Chi era e perché è stato ucciso. Giulio Regeni era un giovane studioso, dottorando presso l’Università di Cambridge, in Inghilterra, che stava lavorando al Cairo alla stesura della sua tesi di dottorato:   tema della tesi erano la struttura produttiva ed il mondo del lavoro in Egitto.    Al fine di acquisire materiale utile per la sua ricerca, Giulio Regeni era entrato in contatto con ambienti di lavoro e sindacali che si pongono all’opposizione rispetto all’attuale regime militare. Per meglio comprendere il perché dell’attenzione dei militari per tutto ciò che avviene in tale ambito, bisogna ricordare che oltre il 40% dell’intera attività economica egiziana ricade sotto il controllo, diretto o indiretto, delle forze armate.  A questo va aggiunto il fatto che il regime militare versa  oggi in grandi difficoltà –  politiche ma soprattutto  economiche - all’interno del Paese, e cerca di reprimere in qualsiasi modo qualunque manifestazione di anche minimo dissenso. Per questi motivi fin dal suo arrivo in Egitto Giulio Regeni è stato seguito e monitorato nella sua attività da agenti in borghese dei servizi.    Il 25 gennaio, quinto anniversario della rivolta popolare del 2011 contro l’allora presidente Mubarak, Regeni è stato sequestrato dalla polizia – non si sa se da parte degli stessi agenti che già lo sorvegliavano o forse più probabilmente da altri - nei pressi di piazza Tahrir, luogo simbolo di quella rivolta e che per questo motivo era tenuto sotto stretto controllo e rastrellato con centinaia di arresti nel corso della giornata da parte della polizia. Da allora più nulla si è saputo di Giulio.  Da allora sono cominciati i balbettii del Governo egiziano e gli assordanti silenzi dei Governi degli altri Paesi.

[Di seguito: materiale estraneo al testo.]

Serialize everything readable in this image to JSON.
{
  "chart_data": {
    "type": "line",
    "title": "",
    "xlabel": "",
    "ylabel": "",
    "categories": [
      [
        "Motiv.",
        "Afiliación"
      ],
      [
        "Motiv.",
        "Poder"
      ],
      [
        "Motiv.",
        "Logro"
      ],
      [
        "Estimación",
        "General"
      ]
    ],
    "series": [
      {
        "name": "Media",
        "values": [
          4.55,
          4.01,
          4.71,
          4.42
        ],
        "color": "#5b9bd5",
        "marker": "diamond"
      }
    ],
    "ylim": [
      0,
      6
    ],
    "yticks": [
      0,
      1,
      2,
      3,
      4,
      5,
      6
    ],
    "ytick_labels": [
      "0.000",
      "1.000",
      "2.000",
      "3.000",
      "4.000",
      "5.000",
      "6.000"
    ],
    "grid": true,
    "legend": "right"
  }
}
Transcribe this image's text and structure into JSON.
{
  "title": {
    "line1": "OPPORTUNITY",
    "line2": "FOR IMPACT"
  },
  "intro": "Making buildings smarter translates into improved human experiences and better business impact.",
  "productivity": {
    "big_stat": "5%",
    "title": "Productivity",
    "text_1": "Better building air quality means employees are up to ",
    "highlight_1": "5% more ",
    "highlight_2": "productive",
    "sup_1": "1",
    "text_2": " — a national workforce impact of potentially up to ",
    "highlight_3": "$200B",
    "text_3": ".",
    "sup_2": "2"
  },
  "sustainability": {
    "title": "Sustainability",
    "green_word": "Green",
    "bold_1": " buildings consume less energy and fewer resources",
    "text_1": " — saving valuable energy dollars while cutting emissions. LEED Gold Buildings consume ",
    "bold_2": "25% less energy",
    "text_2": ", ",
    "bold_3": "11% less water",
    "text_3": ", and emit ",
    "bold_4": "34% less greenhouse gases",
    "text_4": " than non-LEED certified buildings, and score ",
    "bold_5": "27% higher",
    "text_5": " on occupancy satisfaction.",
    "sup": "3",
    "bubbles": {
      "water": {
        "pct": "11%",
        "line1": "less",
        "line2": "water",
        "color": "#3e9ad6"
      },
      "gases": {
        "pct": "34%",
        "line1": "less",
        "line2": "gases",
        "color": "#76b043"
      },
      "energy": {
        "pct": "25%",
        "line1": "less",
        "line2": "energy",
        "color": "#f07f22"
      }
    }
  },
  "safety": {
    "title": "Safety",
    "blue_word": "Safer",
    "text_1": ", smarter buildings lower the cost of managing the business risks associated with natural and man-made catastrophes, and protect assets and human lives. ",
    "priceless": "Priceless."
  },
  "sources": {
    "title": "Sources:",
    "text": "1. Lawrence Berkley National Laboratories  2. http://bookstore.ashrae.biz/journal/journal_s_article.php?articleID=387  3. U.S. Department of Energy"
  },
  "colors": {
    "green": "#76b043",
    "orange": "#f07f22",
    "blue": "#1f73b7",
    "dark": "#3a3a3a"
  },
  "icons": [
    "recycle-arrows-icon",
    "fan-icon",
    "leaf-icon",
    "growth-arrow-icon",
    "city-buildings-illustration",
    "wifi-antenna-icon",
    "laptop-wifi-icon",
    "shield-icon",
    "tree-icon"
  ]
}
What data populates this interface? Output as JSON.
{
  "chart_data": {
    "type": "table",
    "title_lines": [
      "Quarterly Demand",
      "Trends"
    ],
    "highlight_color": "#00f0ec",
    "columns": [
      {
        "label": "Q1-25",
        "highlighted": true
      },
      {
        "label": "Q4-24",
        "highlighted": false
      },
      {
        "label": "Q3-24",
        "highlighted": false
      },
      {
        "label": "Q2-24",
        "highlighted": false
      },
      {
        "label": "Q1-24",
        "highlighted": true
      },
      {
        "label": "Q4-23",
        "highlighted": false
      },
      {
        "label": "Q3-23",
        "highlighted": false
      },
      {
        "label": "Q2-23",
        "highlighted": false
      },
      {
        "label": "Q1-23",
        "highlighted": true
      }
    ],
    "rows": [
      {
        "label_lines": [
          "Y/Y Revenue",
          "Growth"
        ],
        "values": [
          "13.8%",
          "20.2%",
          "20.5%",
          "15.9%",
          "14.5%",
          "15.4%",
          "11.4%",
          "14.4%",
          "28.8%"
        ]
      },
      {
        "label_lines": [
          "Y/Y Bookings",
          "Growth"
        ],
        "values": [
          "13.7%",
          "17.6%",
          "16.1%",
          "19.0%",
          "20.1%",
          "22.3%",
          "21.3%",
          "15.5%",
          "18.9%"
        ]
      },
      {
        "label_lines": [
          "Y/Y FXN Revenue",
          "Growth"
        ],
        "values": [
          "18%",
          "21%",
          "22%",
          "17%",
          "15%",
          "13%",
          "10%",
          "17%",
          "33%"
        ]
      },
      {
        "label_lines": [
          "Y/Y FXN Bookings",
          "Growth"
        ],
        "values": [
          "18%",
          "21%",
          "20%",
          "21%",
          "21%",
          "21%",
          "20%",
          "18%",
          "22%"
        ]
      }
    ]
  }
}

Non stupisce, di fronte alla gravità di quanto accaduto a Giulio e alle migliaia di altri giovani egiziani, il silenzio di Paesi come la Russia o come la Cina, che sono noti per non tenere in gran conto temi come la dignità della persona e l’esercizio dei diritti umani e civili. Ma preoccupa molto di più il silenzio, o la evidente timidezza ed inconcludenza nel caso dell’Italia, da parte di Paesi che si definiscono alfieri della democrazia e strenui difensori dei diritti umani: non c’è traccia di pressioni sull’Egitto e neppure di prese di posizione da parte della Francia, della Gran Bretagna, degli Stati Uniti, della Germania, della Unione Europea.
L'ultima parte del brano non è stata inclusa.